Num quadro parlamentar de maioria relativa e governo minoritário o debate do Orçamento do Estado é uma negociação, como aliás sucede desde 2015! E mesmo numa situação de uma maioria absoluta de suporte a um governo maioritário também deveria ser. Só não é para quem confunde as funções governamentais com o papel da Assembleia da República em matéria orçamental.
Ora, parece que tal não é assim entendido por um rancho numeroso de comentadores mediáticos. E é difícil escolher/perceber o que é pura chicana política, indigência jornalística, ou enquistados preconceitos partidários e ideológicos.

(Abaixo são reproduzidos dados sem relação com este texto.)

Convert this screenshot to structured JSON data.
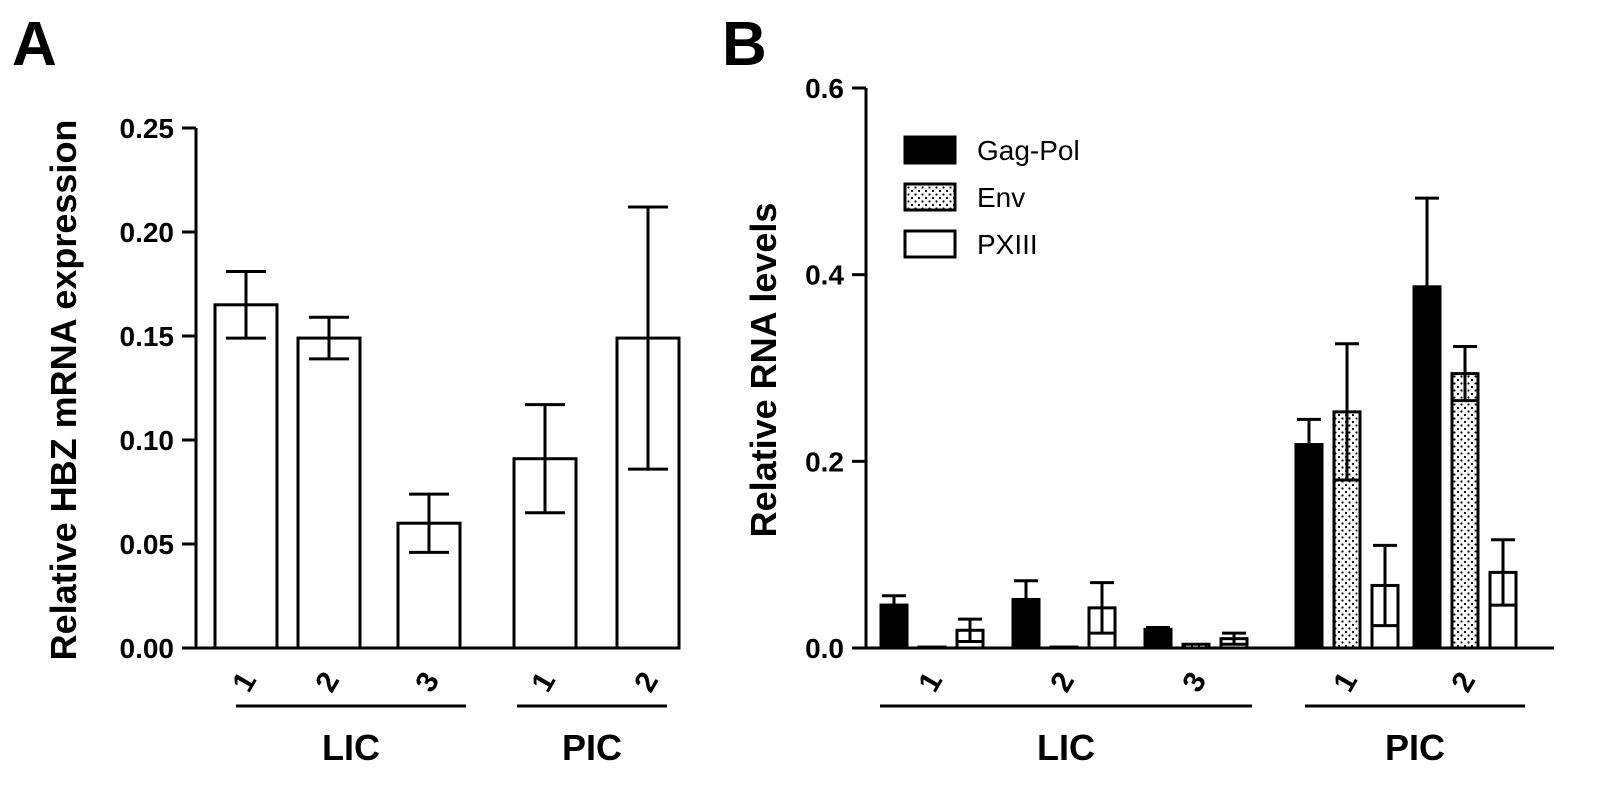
{
  "panels": [
    {
      "letter": "A"
    },
    {
      "letter": "B"
    }
  ],
  "chart_data": [
    {
      "type": "bar",
      "ylabel": "Relative HBZ mRNA expression",
      "ylim": [
        0,
        0.25
      ],
      "yticks": [
        0.0,
        0.05,
        0.1,
        0.15,
        0.2,
        0.25
      ],
      "ytick_labels": [
        "0.00",
        "0.05",
        "0.10",
        "0.15",
        "0.20",
        "0.25"
      ],
      "categories": [
        "1",
        "2",
        "3",
        "1",
        "2"
      ],
      "groups": [
        {
          "label": "LIC",
          "categories": [
            0,
            1,
            2
          ]
        },
        {
          "label": "PIC",
          "categories": [
            3,
            4
          ]
        }
      ],
      "series": [
        {
          "values": [
            0.165,
            0.149,
            0.06,
            0.091,
            0.149
          ],
          "errors": [
            0.016,
            0.01,
            0.014,
            0.026,
            0.063
          ],
          "fill": "white"
        }
      ]
    },
    {
      "type": "bar",
      "ylabel": "Relative RNA levels",
      "ylim": [
        0,
        0.6
      ],
      "yticks": [
        0.0,
        0.2,
        0.4,
        0.6
      ],
      "ytick_labels": [
        "0.0",
        "0.2",
        "0.4",
        "0.6"
      ],
      "categories": [
        "1",
        "2",
        "3",
        "1",
        "2"
      ],
      "groups": [
        {
          "label": "LIC",
          "categories": [
            0,
            1,
            2
          ]
        },
        {
          "label": "PIC",
          "categories": [
            3,
            4
          ]
        }
      ],
      "legend": {
        "position": "top-left"
      },
      "series": [
        {
          "name": "Gag-Pol",
          "fill": "black",
          "values": [
            0.046,
            0.052,
            0.02,
            0.218,
            0.387
          ],
          "errors": [
            0.01,
            0.02,
            0.002,
            0.027,
            0.095
          ]
        },
        {
          "name": "Env",
          "fill": "dotted",
          "values": [
            0.001,
            0.001,
            0.004,
            0.253,
            0.294
          ],
          "errors": [
            0,
            0,
            0,
            0.073,
            0.029
          ]
        },
        {
          "name": "PXIII",
          "fill": "white",
          "values": [
            0.019,
            0.043,
            0.01,
            0.067,
            0.081
          ],
          "errors": [
            0.012,
            0.027,
            0.006,
            0.043,
            0.035
          ]
        }
      ]
    }
  ]
}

Teme-se não se conseguir reproduzir a “riqueza” semântica que vai sendo publicada. Algumas amostras: “barganha orçamental”, “líderes da chicana”, “quando acabar o recreio, avisem”, “bisca lambida”, “jogo de taberna”, “uma espécie de brincadeira vergonhosa”, “jogos infantis” (HM); “a esquerda da nossa classe política – entretém-se há meses com um filme, visto e revisto, ensaiado e repetido até à náusea”, “os meninos brincam à volta da fogueira, enquanto os velhos morrem nos lares (…)” (MST); “Dançar ao Orçamento à beira do abismo” “a actual novela em torno do Orçamento”, “se a barganha política é como estamos a ver, com avanços e recuos, amuos e traições?” (JMT); “A discórdia que por aí vai, os ralhos que se ouvem, os insultos trocados fazem parte da tradicional forma como estes partidos tratam o dinheiro dos outros”(!), “Orçamento: a grande encenação”, “Está em cena desde agosto a peça ‘Agarrem-me ou Abro Uma Crise Política’” (LM);
“Estamos, parece, em plena comédia” “Num dia há crise política e dramalhão, no dia seguinte vai ficar tudo bem e somos amigos e patriotas”, “O sentido de Estado é inexistente, mas uma coisa aquela gente sabe, farejar a fraqueza”, “Costa não devia ter cedido como uma dama lacrimosa ao PCP e ao BE e agora é vítima de ambos” (CFA). Todos, à semelhança da inaudita confissão de um dos sapientes comentadores, “O OE (…) é o que pode ser” (HM), consideram que deve ser assinado de cruz!
Mas o que conhecem de facto do OE2021 apresentado pelo Governo PS? Das suas insuficiências e deficiências e carências? O que sabem das contrapropostas concretas apresentadas pelos partidos de esquerda? O que adivinharam das negociações feitas? Onde estão as suas análises sobre as propostas e contrapropostas? Depois da invenção de um OE de “esquerda”, “social”, e logo não podia ser chumbado pela esquerda, a tese de que qualquer que seja o conteúdo do OE ele tem que ser aprovado. E pela esquerda, mesmo que esta o considere de direita!
Aparentemente não querem saber se o OE2021 responde ou não aos problemas que o país vive. A sua única preocupação é a forma como decorrem as negociações dos partidos de esquerda com o Governo PS para introduzir as alterações e os acrescentos que julgam necessários. Aliás, não se percebe se o conteúdo não interessa porque não assestaram as baterias sobre os partidos de direita. Mas há uma coisa admirável, todos os caminhos vão dar a Rio! O PSD deve sacudir-se e aprovar o OE. Nada de barganha. Deite para trás das costas o que Costa disse, e dê o sim. É da ordem natural das coisas…
O autor escreve de acordo com a antiga ortografia.
Nota: HM (Henrique Monteiro); CFA (Clara Ferreira Alves); LM (Luís Marques); MST (Miguel Sousa Tavares); JMT (João Miguel Tavares).